My response, also posted at the link here:
10.  Don McCanne, San Juan Capistrano, CA
September 3rd, 2010
Focusing on narrow issues such as whether the administrative cost of brokers’ fees somehow represents patient care or quality improvement as opposed to being an administrative expense distracts us from the much more important overriding issue of the profound administrative waste throughout our health care system that is related to the dysfunctional, fragmented manner in which we allocate health care spending.
The first consideration is the administrative cost of the private insurers. Should we really be allocating 15 to 20 percent of the insurance premiums to the private insurers for them to use for their own intrinsic purposes – funds that never make it to paying for health care? When you consider the very high health care expenditures in our nation, 15 to 20 percent is a huge allocation for non-medical purposes.

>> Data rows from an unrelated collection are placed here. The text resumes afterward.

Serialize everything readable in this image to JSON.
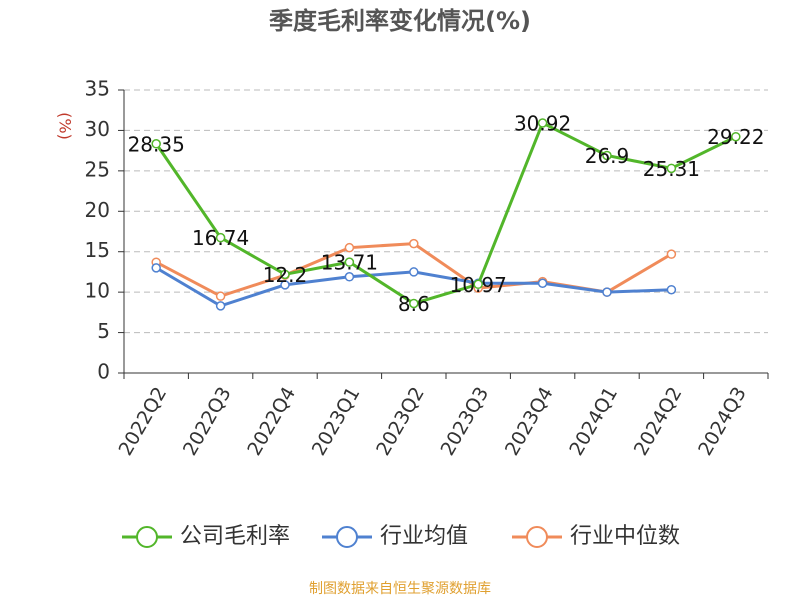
{
  "chart_data": {
    "type": "line",
    "title": "季度毛利率变化情况(%)",
    "y_label": "(%)",
    "categories": [
      "2022Q2",
      "2022Q3",
      "2022Q4",
      "2023Q1",
      "2023Q2",
      "2023Q3",
      "2023Q4",
      "2024Q1",
      "2024Q2",
      "2024Q3"
    ],
    "series": [
      {
        "name": "公司毛利率",
        "color": "#52b62a",
        "values": [
          28.35,
          16.74,
          12.2,
          13.71,
          8.6,
          10.97,
          30.92,
          26.9,
          25.31,
          29.22
        ],
        "labels": true
      },
      {
        "name": "行业均值",
        "color": "#4f81d0",
        "values": [
          13.0,
          8.3,
          10.9,
          11.9,
          12.5,
          11.1,
          11.1,
          10.0,
          10.3,
          null
        ]
      },
      {
        "name": "行业中位数",
        "color": "#f08b5a",
        "values": [
          13.7,
          9.5,
          12.1,
          15.5,
          16.0,
          10.5,
          11.3,
          10.0,
          14.7,
          null
        ]
      }
    ],
    "ylim": [
      0,
      35
    ],
    "yticks": [
      0,
      5,
      10,
      15,
      20,
      25,
      30,
      35
    ],
    "grid": true,
    "source": "制图数据来自恒生聚源数据库"
  }
}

Another very important diversion of health care dollars is the cost of the administrative burden placed on hospitals and physicians merely to deal with our fragmented system of a multitude of public and private plans – especially in claims processing, including not only the protracted process of managing disputed claims, but also other administrative diversions such as negotiating and managing insurance company contracts.
This administrative burden on the providers has been estimated to consume about 12 percent of premium dollars. Thus the combined administrative costs merely for the insurance function will be about 27 to 32 percent of the insurance premium – a very high percentage of our very high priced system. That does not include all of the other essential administrative functions that hospitals and physicians face. What a waste!
It is unfortunate that consideration of a single publicly-financed and publicly-administered financing system was excluded before the reform negotiations began. Such a financing system – a single payer or an improved Medicare for all – would have dramatically reduced this profound administrative waste.
Even more important, a single financing system would have created our own public monopsony (single buyer of health care) in which we could ensure that we would be receiving maximum value in our health care purchasing – avoiding excessively high prices while ensuring that enough funds are available to maintain adequate capacity in the system. That is the cost control that we really need. And, oh yes… everyone is included!
Wasn’t that the goal of reform? Cover everyone and control costs?